There comes a time in every believer’s life when we struggle with the desires of our heart.
Is my desire God’s will? Is He going to give me what I want?
The answer is: No…and…Yes.
I can best show you this through the cover development of my non-fiction book Finding Sarah, Finding Me that is coming out this August.
I put the following samples from my publisher up on Facebook a few months ago to get reactions.
- The one of the right, the soft sweetness got me.
- I like the one of the left because it is a happy moment.
- The one on the right. I think reunions are very emotional and stressful. The outcomes may end in joy, but I the first few moments are breath taking.
- I like the one on the left with the little girl running to her mom.
- At first I thought the left and then thought the right because this a book about your daughter’s journey as well as your own. The left image then became too stereotypical.
- Definitely the one on the left, which for me shows a joyful reunion.
The overall vote was about 40% for the left image, and 60% for the right.
But the exercise got me thinking. People really wanted a happy adoption reunion cover. Just like I wanted a happy reunion with my birthdaughter Sarah. That’s what I’d prayed for the 20 years after I relinquished her to adoption. The desire of my heart was a good one. It certainly wasn’t sinful, but the reunion was so traumatic for my birthdaughter’s adoptive parents and thereby traumatic for her, that the heartache and trauma was then passed on to me.
I’d prayed so hard and so long for broke my heart as much as my original relinquishment in 1979.
|Reunion Day 1999, I'm smiling (in the middle) but my heart was breaking.|
Sarah is the blond standing beside me. The brunette is my daughter Lana,
the tall guy in back is Sarah's husband, and the little blond guy in front is my youngest, Rob.
Was the desire of my heart God’s will? It sure seemed it wasn’t at that time.
Looking back 16 years after the reunion I can see that God was involved in my journey. There was so much He wanted me to learn. He wanted me to know how much He loved me in spite of my rejection of Him at times. He wanted me to learn some of those deep things about His nature, such as His suffering. The only way I could learn that was by not getting what I wanted when I wanted it. He showed me the depths of His love for me as I experienced my "seeming" rejection from Sarah.
God didn’t leave me in my heartbroken state. A relationship did gradually grow between my birthdaughter and I. So the answer to whether or not my desire was God’s will really is “No…and…Yes”.
|All my children together, some of my grandchildren, including Sarah's first baby sitting on my mother's lap in the front row.|
You might even be wondering if your desire to write is God's will too. In my career as a writer I've discovered that the journey toward that goal is another of God's priorities for my life. Take joy in the journey.

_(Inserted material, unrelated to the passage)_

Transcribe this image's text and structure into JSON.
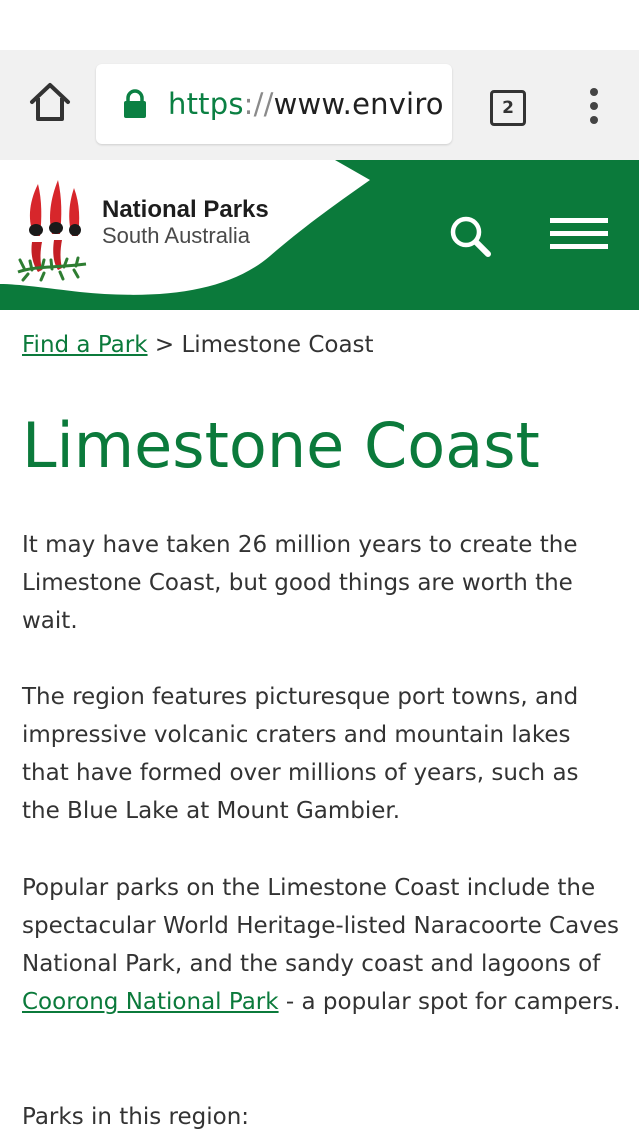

I love this thought: "My search for my birthdaughter Sarah helped me find my own face in the face of Christ."
There is a lot of meaning in that.
Thank you David, amazing how God shows us Himself in our individual journeys.
Christine, thank you for sharing these elements of your journey. Despite the challenges you faced in reestablishing your connection and relationship with Sarah (and the various levels of trauma that the process entailed), the lovely family picture "says it all"!
I agree with David; that same thought is a highlight for me, too. ~~+~~
Thank you Peter, all I can say these days is, "God is so good." Blessings,
More often than not, we want instant healing and immediate answers. I have been like that often but then God places a thought on my heart - He tells me that in order for this prayer to be answered or this situation to work out, He has to put things in place and work it all out in the lives of others, too. He reminds me often that He will always answer my prayer and He also reminds me that I am not the only one praying. You were praying for a happy reunion, Christine, but maybe someone else was praying you would not be entering Sarah's life again. Poor God. How on earth does He figure it all out to work for good? Oh hang on, he doesn't do it from an earthly perspective! But he sure does ALWAYS answer our prayers and works all things for good. Welcome, Christine. Great post.
Wonderful words, Glynis. You nailed it !!! Hugs and blessings to you. We sure serve a fantastic God, eh?
Christine, I look forward to reading your latest book as I am an adult adoptee who just located her half-brothers in England and they were never told of me. It has been a deep and emotional journey and I trust God's timing in bringing knowledge of your book to me just now and also for His presence and wisdom in teaching me the importance of grieving/mourning my losses despite my confusion.